From the IE Blog comes word that IE7 will be marked as a high priority update so that Automatic Updates will download it to your PC as soon as it’s available:
As I said earlier, AU will notify you when IE7 is ready to install. Alternately, you will be able to visit the Windows Update or Microsoft Update sites and obtain IE7 by performing an “Express” scan for high-priority updates. Either way, you will see the welcome screen that allows you to choose whether to install it. (Users will also be able to download IE7 from the Microsoft Download Center.)
If you decide to install IE7, it will preserve your current toolbars, home page, search settings, and favorites and installing will not change your choice of default browser. You will also be able to roll back to IE6 at any point by using Add/Remove Programs in the Control Panel.
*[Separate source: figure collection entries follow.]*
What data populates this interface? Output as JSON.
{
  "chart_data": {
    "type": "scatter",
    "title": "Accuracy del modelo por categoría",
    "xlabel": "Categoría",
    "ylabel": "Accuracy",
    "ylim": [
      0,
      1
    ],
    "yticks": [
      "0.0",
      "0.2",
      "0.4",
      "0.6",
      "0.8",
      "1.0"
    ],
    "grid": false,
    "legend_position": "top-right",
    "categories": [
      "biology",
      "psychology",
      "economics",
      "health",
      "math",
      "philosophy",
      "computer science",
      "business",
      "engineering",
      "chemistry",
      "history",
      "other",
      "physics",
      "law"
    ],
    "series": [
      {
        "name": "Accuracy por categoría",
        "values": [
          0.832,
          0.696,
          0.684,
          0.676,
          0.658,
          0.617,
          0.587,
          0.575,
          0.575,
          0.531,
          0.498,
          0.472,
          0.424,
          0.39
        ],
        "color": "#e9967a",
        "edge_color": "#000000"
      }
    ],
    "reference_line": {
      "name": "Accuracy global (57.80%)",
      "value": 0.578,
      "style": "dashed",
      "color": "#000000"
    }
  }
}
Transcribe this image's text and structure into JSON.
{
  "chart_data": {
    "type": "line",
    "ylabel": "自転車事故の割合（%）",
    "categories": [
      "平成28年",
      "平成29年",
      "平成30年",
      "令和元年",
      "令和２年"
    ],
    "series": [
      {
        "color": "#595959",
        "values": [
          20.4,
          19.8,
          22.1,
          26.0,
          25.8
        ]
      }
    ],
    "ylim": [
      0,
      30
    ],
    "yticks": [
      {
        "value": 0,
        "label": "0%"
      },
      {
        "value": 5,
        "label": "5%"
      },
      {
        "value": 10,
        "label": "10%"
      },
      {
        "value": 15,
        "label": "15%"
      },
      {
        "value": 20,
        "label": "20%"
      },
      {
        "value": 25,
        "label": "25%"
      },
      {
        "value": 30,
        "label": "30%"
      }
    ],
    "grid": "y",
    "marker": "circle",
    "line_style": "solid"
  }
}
Finally, users who have AU turned off will not be notified.
This is interesting considering that at one point in time Microsoft was planning on using IE7 as an incentive for people to upgrade to Windows Vista, but as Firefox has gained market share the desire to maintain their lead in the browser market ended up overriding their desire to get people to upgrade the OS. This adds an element of irony to the decision to make it a “high priority” update.
On the bright side at least it won’t try to force install itself nor will it change your default browser choice even if you do install it so I’ll probably end up slapping it on once the final version is available. I’ve been playing around with a beta version at work and it’s not bad. Not good enough to replace Firefox yet, but a buttload better than IE6.